By this time the two had rounded the corner which hid Miss Farquharson from view, and a glance revealed his friend, Alec Douglas, sitting on a boulder with his arm round the waist of Miss Farquharson, whose head lay confidingly on his shoulder.
For a moment, Richard Dalrymple stiffened as if turned into marble, and then arresting the motion of his companion with a wave of his hand he stepped swiftly over the noiseless stretch of sand towards the pair whose backs were towards him.
CHAPTER VIII.
“MY darling,” he heard the voice of his friend Alec Douglas saying, “what should I have done if you had been drowned, my bonnie blue-eyed forget-me-not. Who rescued you?”
The grim listener had heard the name of that little flower before, and his lip curled scornfully and bitterly as he heard it now applied by the mouth of another to the woman whom he had always worshipped as his own.

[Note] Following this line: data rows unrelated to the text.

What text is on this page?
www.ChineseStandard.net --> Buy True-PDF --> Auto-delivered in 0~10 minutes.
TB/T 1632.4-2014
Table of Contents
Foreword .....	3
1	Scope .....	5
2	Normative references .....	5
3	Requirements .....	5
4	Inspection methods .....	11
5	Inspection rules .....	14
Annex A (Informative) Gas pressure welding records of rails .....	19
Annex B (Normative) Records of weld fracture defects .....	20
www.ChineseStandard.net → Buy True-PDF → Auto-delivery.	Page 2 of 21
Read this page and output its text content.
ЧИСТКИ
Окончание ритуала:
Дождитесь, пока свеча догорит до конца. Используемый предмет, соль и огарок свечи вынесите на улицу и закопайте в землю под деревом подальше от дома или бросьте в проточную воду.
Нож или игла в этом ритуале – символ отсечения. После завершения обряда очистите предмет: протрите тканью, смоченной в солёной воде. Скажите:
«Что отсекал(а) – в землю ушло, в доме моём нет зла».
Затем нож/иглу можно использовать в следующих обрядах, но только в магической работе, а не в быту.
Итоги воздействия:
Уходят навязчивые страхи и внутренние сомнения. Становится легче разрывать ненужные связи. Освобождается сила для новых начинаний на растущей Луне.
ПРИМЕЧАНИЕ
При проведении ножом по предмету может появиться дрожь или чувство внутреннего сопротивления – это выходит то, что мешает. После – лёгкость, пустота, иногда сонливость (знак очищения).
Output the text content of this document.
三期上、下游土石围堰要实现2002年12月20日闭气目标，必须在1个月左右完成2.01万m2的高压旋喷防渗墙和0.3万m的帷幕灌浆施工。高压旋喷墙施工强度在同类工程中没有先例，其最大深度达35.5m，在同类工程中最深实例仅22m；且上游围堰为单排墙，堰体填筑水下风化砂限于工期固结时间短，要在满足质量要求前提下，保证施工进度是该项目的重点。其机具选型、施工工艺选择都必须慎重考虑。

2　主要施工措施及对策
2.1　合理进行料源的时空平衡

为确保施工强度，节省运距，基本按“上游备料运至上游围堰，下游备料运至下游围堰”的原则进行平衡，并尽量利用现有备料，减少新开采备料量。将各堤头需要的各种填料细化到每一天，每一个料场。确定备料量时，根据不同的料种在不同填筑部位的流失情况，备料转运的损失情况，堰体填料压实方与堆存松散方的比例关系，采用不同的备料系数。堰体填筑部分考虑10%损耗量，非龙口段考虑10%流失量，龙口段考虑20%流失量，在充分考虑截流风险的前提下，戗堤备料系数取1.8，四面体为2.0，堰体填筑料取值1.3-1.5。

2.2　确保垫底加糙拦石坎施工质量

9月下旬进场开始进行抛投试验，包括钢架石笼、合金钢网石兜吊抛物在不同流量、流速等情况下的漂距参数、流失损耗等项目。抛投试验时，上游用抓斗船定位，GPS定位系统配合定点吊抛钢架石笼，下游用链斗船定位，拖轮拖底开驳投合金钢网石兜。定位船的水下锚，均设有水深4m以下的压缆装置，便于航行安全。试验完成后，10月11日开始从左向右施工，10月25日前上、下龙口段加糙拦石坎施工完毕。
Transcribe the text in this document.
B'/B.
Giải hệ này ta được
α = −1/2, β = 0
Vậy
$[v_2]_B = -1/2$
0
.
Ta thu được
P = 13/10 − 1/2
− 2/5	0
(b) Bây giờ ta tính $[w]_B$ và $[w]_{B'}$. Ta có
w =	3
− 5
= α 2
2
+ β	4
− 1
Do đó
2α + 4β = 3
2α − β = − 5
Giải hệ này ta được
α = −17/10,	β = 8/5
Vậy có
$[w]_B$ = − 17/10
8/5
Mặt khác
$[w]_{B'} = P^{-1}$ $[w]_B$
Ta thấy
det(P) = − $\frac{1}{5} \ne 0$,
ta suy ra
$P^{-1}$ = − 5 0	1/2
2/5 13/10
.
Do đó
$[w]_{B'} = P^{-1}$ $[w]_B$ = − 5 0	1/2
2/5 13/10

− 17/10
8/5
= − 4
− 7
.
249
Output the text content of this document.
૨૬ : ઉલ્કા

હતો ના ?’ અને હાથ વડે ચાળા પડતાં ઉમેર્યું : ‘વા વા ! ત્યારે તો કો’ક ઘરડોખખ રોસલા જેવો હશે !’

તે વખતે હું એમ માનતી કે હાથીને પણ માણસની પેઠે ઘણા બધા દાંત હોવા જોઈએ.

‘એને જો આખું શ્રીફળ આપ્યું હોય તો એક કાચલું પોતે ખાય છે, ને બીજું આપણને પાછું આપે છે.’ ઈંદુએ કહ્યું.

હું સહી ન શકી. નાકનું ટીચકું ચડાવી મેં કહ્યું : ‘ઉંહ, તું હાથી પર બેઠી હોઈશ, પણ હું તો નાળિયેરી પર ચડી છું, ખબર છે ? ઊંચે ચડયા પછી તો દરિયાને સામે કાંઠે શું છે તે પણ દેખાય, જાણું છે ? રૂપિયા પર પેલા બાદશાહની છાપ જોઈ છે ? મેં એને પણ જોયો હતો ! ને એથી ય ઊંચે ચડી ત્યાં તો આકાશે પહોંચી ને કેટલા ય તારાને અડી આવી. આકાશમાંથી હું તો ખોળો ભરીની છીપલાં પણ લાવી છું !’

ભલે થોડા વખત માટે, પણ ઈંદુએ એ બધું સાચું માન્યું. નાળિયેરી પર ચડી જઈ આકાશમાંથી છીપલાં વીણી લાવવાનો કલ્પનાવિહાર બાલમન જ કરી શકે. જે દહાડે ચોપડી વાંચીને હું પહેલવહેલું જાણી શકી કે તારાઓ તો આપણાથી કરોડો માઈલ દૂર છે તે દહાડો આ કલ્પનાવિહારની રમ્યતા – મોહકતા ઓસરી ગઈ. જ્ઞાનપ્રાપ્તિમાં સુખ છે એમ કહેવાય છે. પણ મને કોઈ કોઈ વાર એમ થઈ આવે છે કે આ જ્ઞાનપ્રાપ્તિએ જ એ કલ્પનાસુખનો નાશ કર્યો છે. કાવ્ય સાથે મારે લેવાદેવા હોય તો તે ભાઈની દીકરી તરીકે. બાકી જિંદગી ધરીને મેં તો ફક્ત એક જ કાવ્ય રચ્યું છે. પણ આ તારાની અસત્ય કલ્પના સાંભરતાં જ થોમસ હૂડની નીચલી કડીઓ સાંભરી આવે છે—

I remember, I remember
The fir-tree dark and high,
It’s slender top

Just for a moment he experienced a passing twinge as a reminder of the scene on the bridge where he had scarcely proven himself the knight without reproach.
But that was only a momentary yielding to a terrible temptation; a man surrenders very little in such an encounter compared with a woman.
Thus he reasoned to himself while his heart told him that such an argument in his case was false, false as the bottomless pit; and that never again in life could he rebuild against that besieger on the bridge, the broken walls and citadel of his heart.
But no man lessens his rage at the defection of another—especially if that other is a woman upon whom he has claims—simply because he happens to be conscious of a like personal frailty; and so, although he staggered under the accusation of his own heart, Richard Dalrymple abated not one whit the contempt of the glance he turned on the unconscious Jeannie.
And beyond all doubt he suffered acutely, although in the tumult of his mind he was conscious of wondering why he did not suffer more. The treachery of his sweetheart shattered an idol on whose worn shrine he had lavished all the love and fealty of his manhood’s freshest years, and around which he had twined the fairest garlands which youth’s blind unquestioning idolatry can weave.